Microsoft Blocks May 2019 Windows Update on PCs With USB Storage, SD Cards

Microsoft has announced that the upcoming Windows 10 May 2019 Update will not be available to anyone who has USB storage or an SD card installed. The company has published a new support page warning consumers about the change. The site states that users running either 1803 or 1809 with an external USB or SD Card storage device will receive the following error message:

The explanation?
Inappropriate drive reassignment can occur on eligible computers that have an external USB device or SD memory card attached during the installation of the May 2019 update. For this reason, these computers are currently blocked from receiving the May 2019 Update. This generates the error message that is mentioned in the “Symptoms” section if the upgrade is tried again on an affected computer.
The example given by Microsoft is that an external USB drive formerly assigned to drive G before the upgrade was attempted could now be assigned to drive H, post-upgrade. The solution? Just disconnect all external drives before you attempt to install the update.
This Is an Amazing Error
On the one hand, this error isn’t really a problem.
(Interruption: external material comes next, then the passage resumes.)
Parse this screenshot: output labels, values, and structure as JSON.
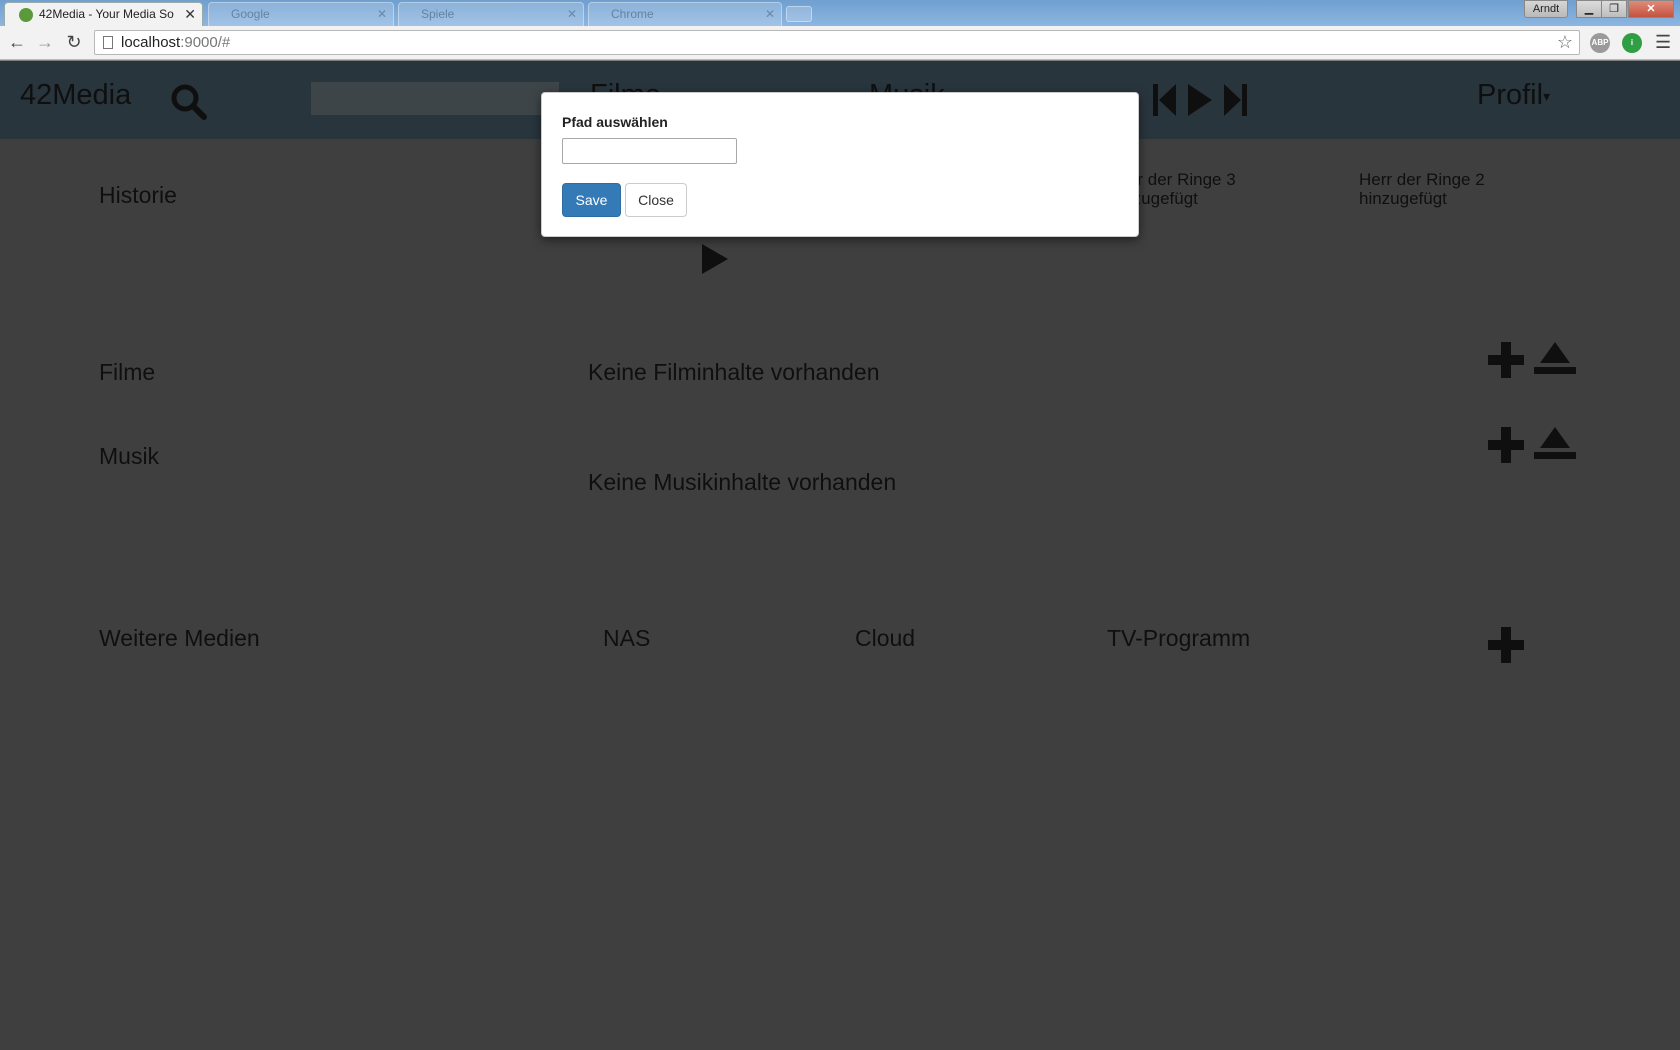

Disconnecting external drives is annoying and inconvenient, but it won’t take more than a few moments for most of us (those of you with six HDDs plugged in to the back of your machine will have a bit rougher time of it).
But on the other hand, how the hell does this even happen?
The entire promise of Windows-as-a-service, if you recall, was that Windows was going to become more reliable, with fewer bugs. Firing the entire QA team, forcing programmers to bug-fix their own code, and turning millions of Windows users into unpaid beta testers was supposed to result in a code base people could feel more comfortable with.
(Random question: If a programmer really likes his program, does he refer to it has his “code bae?”)
Instead, we’ve been treated to a comedy of errors that, if anything, seem to be getting worse. The 1809 update was delayed by months to fix errors that could wipe decades worth of documents off users’ hard drives. 1803 had its own errors with drive assignments and could cause the recovery partition to be assigned a drive letter, bombarding users with error messages about how the drive was almost out of space.
It may have been annoying to Microsoft that some people waited for a new service pack before installing a new version of Windows, but I can’t say I feel as if the Windows 10 development cycle has produced any improvement whatsoever. I am, if anything, far less likely to install new updates than I ever was before. I’m not even using 1803 yet on my desktop (installing it broke Windows Search last time I tried). I’ve got no plans to update to it. Why would I? Every single time I’ve applied a major Windows Update to my own desktop, it breaks something. Usually it’s something minor, but it’s still broken.
Personally, I don’t trust an update that breaks something as basic as USB compatibility this late in the development cycle. I’d be very cautious with 1903 and wait several weeks post-release, at least, to see what other problems people report.